Jackson melakukan hal yang sama, dengan tatapan yang sama.
“Ya,” sahut Youngji
“Aku.”
“Aku.”
Keduanya langsung menegakkan badan, menatap satu sama lain
tidak terima.
“Oh Jackson Wang, jangan gila! Aku punya banyak sanggahan untuk
ini. Pertama, presdir Song jelas tak menyukai penampilanmu. Memakai snapback di
kantor, merasa paling keren, ew menggelikan. Kau sudah 8 kali kena tegur kan?
Atau 9? 10? Siapa peduli. Kedua, kau tak pernah menjadi pegawai teladan
sekali pun selama 2 tahun bekerja! Jadi apa yang membuatmu merasa bisa menang
untuk kali ini? Hei, sebagai teman yang baik, aku hanya ingin mengingatkan,
bermimpilah sesuai kemampuan! Sebenarnya aku tak tega untuk mengatakannya
begini, tapi…. kau tahu, keajabaian hanya ada di negeri dongeng. Jadi....”
Youngji menjentikkan jarinya di depan muka Jackson. “Bangun!” Pria itu
tersenyum kecut sambil menggeleng-geleng.
“Kau harus tahu perbedaan antara tidak mampu dan tidak mau
sombong. Selama ini aku hanya belum mengeluarkan kehebatanku saja, aku hanya
merasa titel pegawai teladan benar-benar aneh dan murahan, maksudku… siapapun
bisa jadi pegawai teladan, kan?”
“Apa?” Youngji yang sudah menyandang predikat itu 9 kali
merasa benar-benar dijatuhkan. Siapapun bisa jadi pegawai teladan dia bilang?
“Well, dengar!
Jika aku mau, aku bisa saja menjadi pegawai teladan tiap bulan. Memangnya apa
lagi yang didapat ‘pegawai teladan’ selain fotonya dipajang di lobi sebulan
penuh? Itu memalukan! Tapi sekarang rewardnya
bertambah, dan aku merasa perlu untuk sedikit berusaha.”
“Sedikit berusaha? Lucu sekali.”
“Kau akan terkejut dengan pengumumannya! Aku jamin itu.”

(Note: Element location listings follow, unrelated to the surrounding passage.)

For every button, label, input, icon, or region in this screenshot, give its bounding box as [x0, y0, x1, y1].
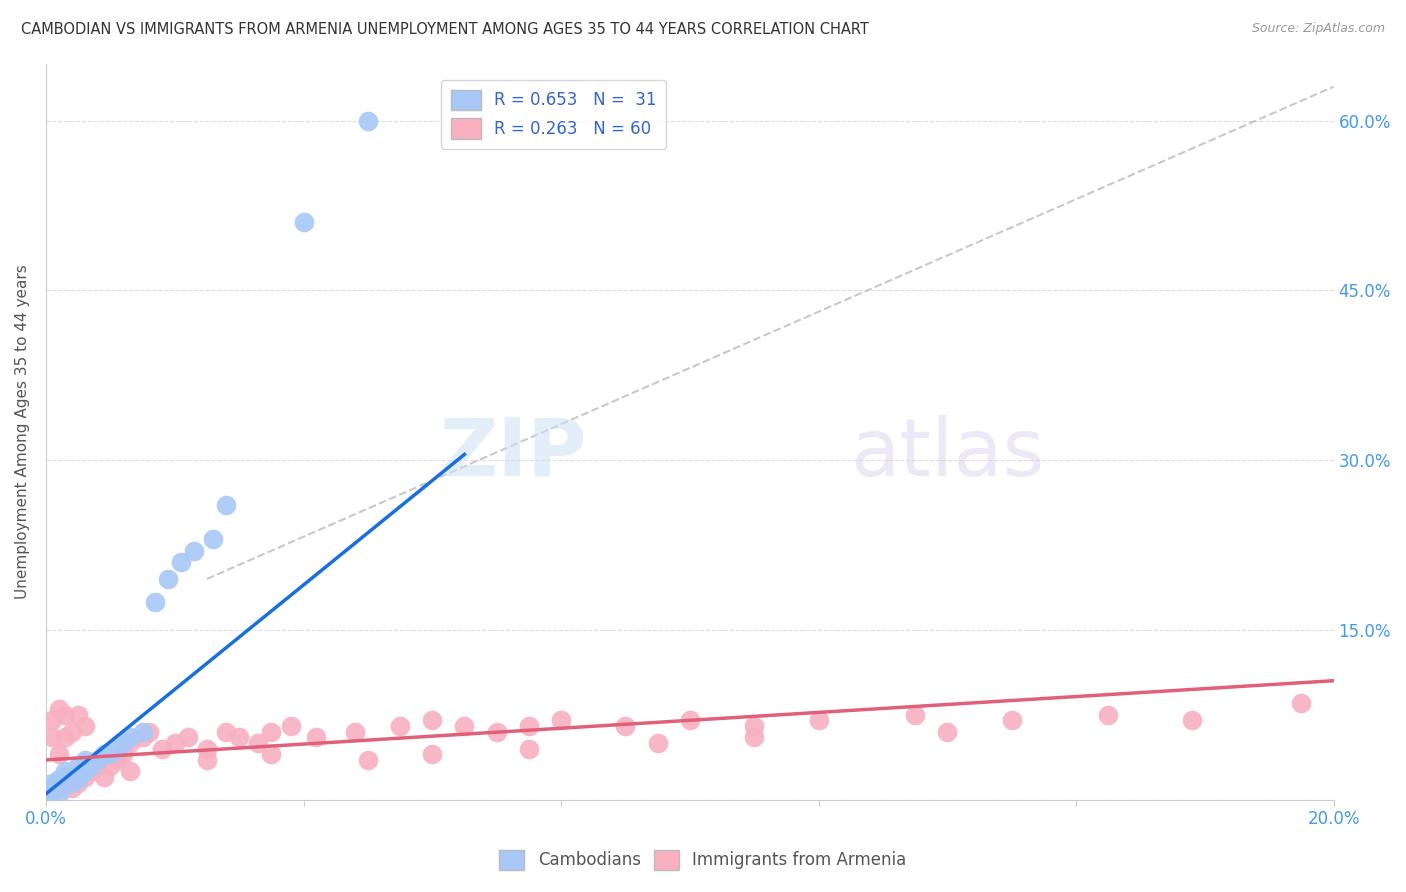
Point — [157, 572, 180, 586]
Point — [35, 783, 58, 797]
Point — [67, 775, 90, 789]
Point — [48, 772, 70, 786]
Point — [679, 714, 702, 728]
Point — [215, 499, 238, 513]
Point — [48, 702, 70, 716]
Point — [41, 775, 63, 789]
Point — [73, 764, 96, 779]
Point — [60, 781, 83, 796]
Legend: R = 0.653   N =  31, R = 0.263   N = 60: R = 0.653 N = 31, R = 0.263 N = 60 — [440, 79, 666, 149]
Point — [550, 714, 572, 728]
Point — [280, 719, 302, 733]
Point — [48, 787, 70, 801]
Point — [195, 753, 218, 767]
Point — [305, 731, 328, 745]
Point — [60, 775, 83, 789]
Point — [105, 741, 128, 756]
Point — [67, 772, 90, 786]
Point — [453, 719, 475, 733]
Point — [170, 555, 193, 569]
Point — [118, 731, 141, 745]
Point — [41, 714, 63, 728]
Point — [48, 747, 70, 762]
Point — [517, 741, 540, 756]
Point — [517, 719, 540, 733]
Point — [292, 215, 315, 229]
Point — [98, 758, 121, 772]
Point — [904, 707, 927, 722]
Point — [228, 731, 250, 745]
Legend: Cambodians, Immigrants from Armenia: Cambodians, Immigrants from Armenia — [492, 843, 914, 877]
Point — [807, 714, 830, 728]
Point — [73, 719, 96, 733]
Point — [742, 719, 765, 733]
Point — [150, 741, 173, 756]
Point — [1291, 697, 1313, 711]
Point — [80, 764, 103, 779]
Point — [389, 719, 412, 733]
Point — [1097, 707, 1119, 722]
Point — [163, 736, 186, 750]
Point — [1001, 714, 1024, 728]
Point — [247, 736, 270, 750]
Point — [41, 783, 63, 797]
Point — [48, 779, 70, 793]
Point — [357, 753, 380, 767]
Point — [48, 781, 70, 796]
Point — [202, 533, 225, 547]
Point — [614, 719, 637, 733]
Point — [53, 770, 76, 784]
Point — [138, 724, 160, 739]
Point — [131, 731, 153, 745]
Point — [176, 731, 198, 745]
Point — [112, 736, 135, 750]
Point — [343, 724, 366, 739]
Point — [1181, 714, 1204, 728]
Text: ZIP: ZIP — [440, 415, 586, 493]
Point — [53, 731, 76, 745]
Point — [53, 779, 76, 793]
Point — [936, 724, 959, 739]
Point — [357, 113, 380, 128]
Point — [67, 707, 90, 722]
Point — [105, 753, 128, 767]
Point — [742, 731, 765, 745]
Point — [118, 736, 141, 750]
Y-axis label: Unemployment Among Ages 35 to 44 years: Unemployment Among Ages 35 to 44 years — [15, 264, 30, 599]
Point — [41, 781, 63, 796]
Point — [67, 758, 90, 772]
Point — [86, 753, 108, 767]
Point — [41, 731, 63, 745]
Point — [118, 764, 141, 779]
Point — [131, 724, 153, 739]
Text: Source: ZipAtlas.com: Source: ZipAtlas.com — [1251, 22, 1385, 36]
Point — [86, 758, 108, 772]
Point — [195, 741, 218, 756]
Point — [647, 736, 669, 750]
Point — [60, 767, 83, 781]
Point — [215, 724, 238, 739]
Point — [183, 543, 205, 558]
Point — [98, 747, 121, 762]
Point — [73, 753, 96, 767]
Text: atlas: atlas — [851, 415, 1045, 493]
Point — [53, 707, 76, 722]
Point — [93, 770, 115, 784]
Point — [260, 724, 283, 739]
Point — [60, 724, 83, 739]
Point — [485, 724, 508, 739]
Point — [112, 747, 135, 762]
Point — [93, 747, 115, 762]
Text: CAMBODIAN VS IMMIGRANTS FROM ARMENIA UNEMPLOYMENT AMONG AGES 35 TO 44 YEARS CORR: CAMBODIAN VS IMMIGRANTS FROM ARMENIA UNE… — [21, 22, 869, 37]
Point — [420, 714, 443, 728]
Point — [80, 758, 103, 772]
Point — [41, 779, 63, 793]
Point — [260, 747, 283, 762]
Point — [35, 787, 58, 801]
Point — [73, 770, 96, 784]
Point — [145, 594, 167, 608]
Point — [53, 764, 76, 779]
Point — [420, 747, 443, 762]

“Aku jamin tidak akan ada yang terkejut, karena juara
bertahannya pasti akan menang.”
Youngji mengalihkan pandang pada Jiyeon.
“Menurutmu siapa yang akan menang?” tanyanya.
Jiyeon menghentikan jarinya yang bergerak lincah di layar
smartphone, lantas mengangkat kepala. Kedua orang di depannya tengah memberikan
tatapan ‘cepat-sebut-namaku’ yang intens.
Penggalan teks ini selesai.